Trends driving adult kids to stay at home are not going away

Rising house prices, more years spent in higher education and starting families later are among the prime reasons for more adult children staying at home for longer.

Figures from The Australian Institute of Family Studies show 43 per cent adults aged 20-24 were still living at home in 2016, up from 36 per cent in 1981.

Mark McCrindle, social researcher, said the cost of housing is just one of the reasons that more adult children are staying at home for longer.

The portion of 25 to 29-year-olds still at home has also grown over time – from 10 per cent in 1981 to 17 per cent in 2016.

The rising cost of living, including surging property prices, means many young adults don't have much choice other than to stay at home, according to Mark McCrindle, social researcher and founder of McCrindle Research.

"Whether young people rent or own their home with a mortgage, moving out of home can be a costly experience," Mr McCrindle said.

Sydney, Melbourne and Hobart have seen housing values rise at a faster rate than household incomes, which has eroded affordability.

CoreData figures show that in 2019 the typical Sydney household was spending 8.2 times their gross annual household income in order to purchase the median value dwelling, up from 6.6 just 10 years ago. Melbourne households are spending 7.2 times their annual income, up from 6.4 in 2009.

Younger generations are also spending more time in the education system, which leaves them with extra HECS-HELP debt.

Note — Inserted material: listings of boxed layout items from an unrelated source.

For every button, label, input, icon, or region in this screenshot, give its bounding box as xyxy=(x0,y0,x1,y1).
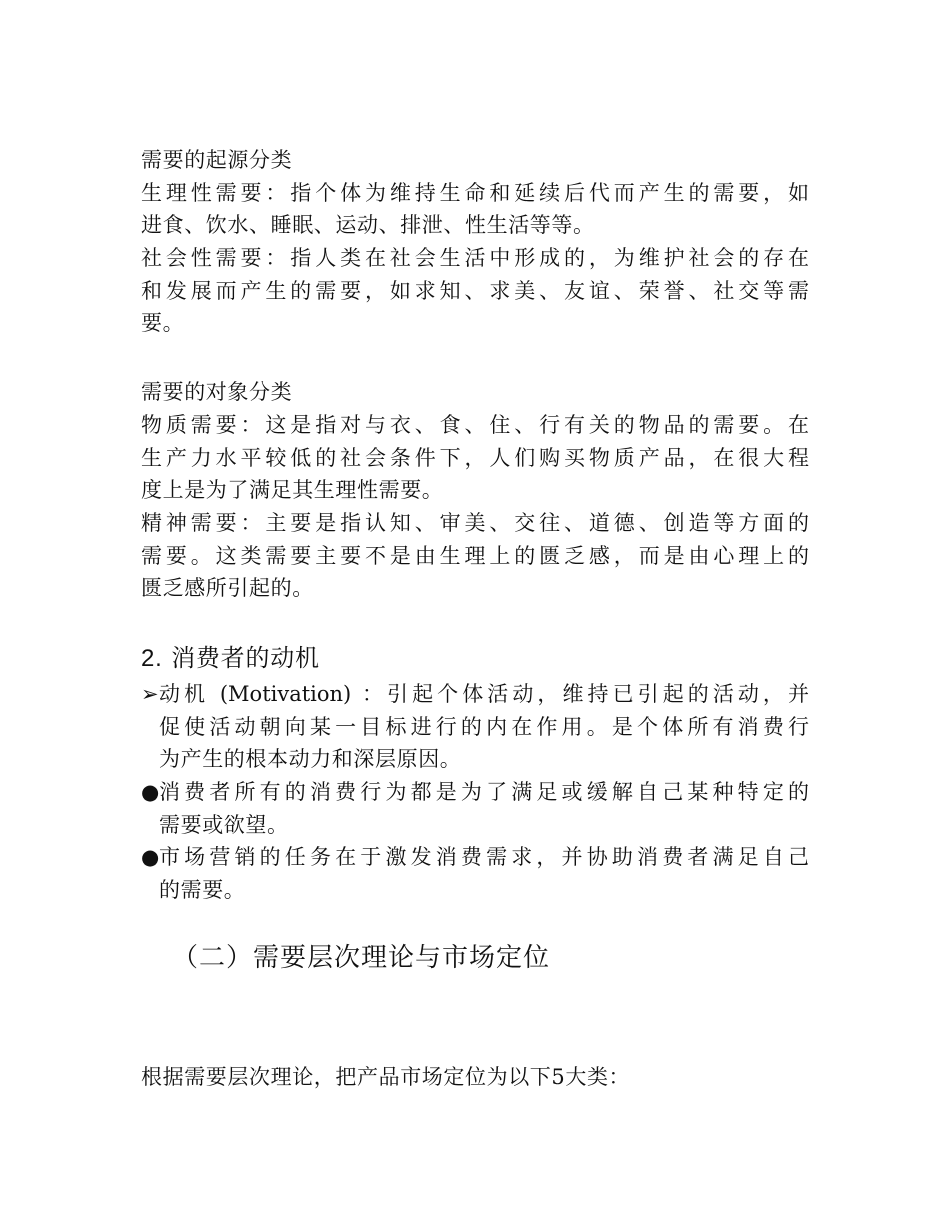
paragraph-line: 要。 xyxy=(141,311,185,335)
paragraph-line: 和发展而产生的需要，如求知、求美、友谊、荣誉、社交等需 xyxy=(141,279,809,303)
bullet-line: 的需要。 xyxy=(159,878,246,902)
paragraph-line: 生理性需要：指个体为维持生命和延续后代而产生的需要，如 xyxy=(141,181,809,205)
bullet-line: 为产生的根本动力和深层原因。 xyxy=(159,747,462,771)
paragraph-line: 度上是为了满足其生理性需要。 xyxy=(141,478,444,502)
paragraph-line: 需要。这类需要主要不是由生理上的匮乏感，而是由心理上的 xyxy=(141,544,809,568)
heading-consumer-motivation xyxy=(141,641,320,676)
bullet-line: 需要或欲望。 xyxy=(159,813,289,837)
section-title-origin: 需要的起源分类 xyxy=(141,148,293,172)
dot-bullet-icon: ● xyxy=(141,845,160,869)
closing-paragraph: 根据需要层次理论，把产品市场定位为以下5大类： xyxy=(141,1065,631,1089)
arrow-bullet-icon: ➢ xyxy=(141,682,159,706)
paragraph-line: 匮乏感所引起的。 xyxy=(141,576,314,600)
bullet-line xyxy=(159,678,809,710)
heading-number: 2. xyxy=(141,645,163,672)
heading-needs-hierarchy: （二）需要层次理论与市场定位 xyxy=(172,943,551,973)
dot-bullet-icon: ● xyxy=(141,780,160,804)
bullet-line: 促使活动朝向某一目标进行的内在作用。是个体所有消费行 xyxy=(159,715,809,739)
paragraph-line: 生产力水平较低的社会条件下，人们购买物质产品，在很大程 xyxy=(141,446,809,470)
paragraph-line: 社会性需要：指人类在社会生活中形成的，为维护社会的存在 xyxy=(141,246,809,270)
paragraph-line: 物质需要：这是指对与衣、食、住、行有关的物品的需要。在 xyxy=(141,413,809,437)
section-title-object: 需要的对象分类 xyxy=(141,380,293,404)
bullet-line-text: 动机 (Motivation) ：引起个体活动，维持已引起的活动，并 xyxy=(159,682,809,706)
bullet-line: 消费者所有的消费行为都是为了满足或缓解自己某种特定的 xyxy=(159,780,809,804)
heading-text: 消费者的动机 xyxy=(171,644,320,672)
bullet-line: 市场营销的任务在于激发消费需求，并协助消费者满足自己 xyxy=(159,845,809,869)
paragraph-line: 进食、饮水、睡眠、运动、排泄、性生活等等。 xyxy=(141,213,595,237)
paragraph-line: 精神需要：主要是指认知、审美、交往、道德、创造等方面的 xyxy=(141,511,809,535)
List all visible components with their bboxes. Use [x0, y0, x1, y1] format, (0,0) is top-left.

The number of people with postgraduate degree qualifications increased by 46 per cent in the five years from 2011 to 2016.

Young people are also delaying getting married or partnered, as well as having children. That can mean their parents may delay downsizing their family home, on top of the additional expenses of having adult children at home for longer, Mr McCrindle said.

However, it is far from doom and gloom for younger generations. They are likely to often have a better earning capacity than their parents, will live and work longer and many will receive help from their parents to become homeowners, Mr McCrindle said.

Still,  those without access to the "bank of mum and dad" are likely to struggle to come up with a home deposit; often cited as one of the biggest reasons that prevents people from getting onto the property ladder, he said.

Places in the Morrison government's First Home Loan Deposit Scheme, touted as a quick fix for first home buyers, have been quickly snapped up since the scheme started at the beginning of the year.

Under the programme, the government goes guarantor on the first-home buyers' loans. That enables first timers to get into the market earlier with a smaller deposit.

However, just 10,000 places a year are being made available – about one-tenth of the number of first-home buyers each year.

Younger baby boomers  – those aged between 55 and 64 – hold 29 per cent of Australia's household wealth, while making up just 12 per cent of the population.  Those age over 65 hold 27 per cent of wealth and make up 16 per cent of the population.

Mr McCrindle said the next couple of decades will see older Australians pass on much of their wealth in the biggest intergenerational wealth transfer in history.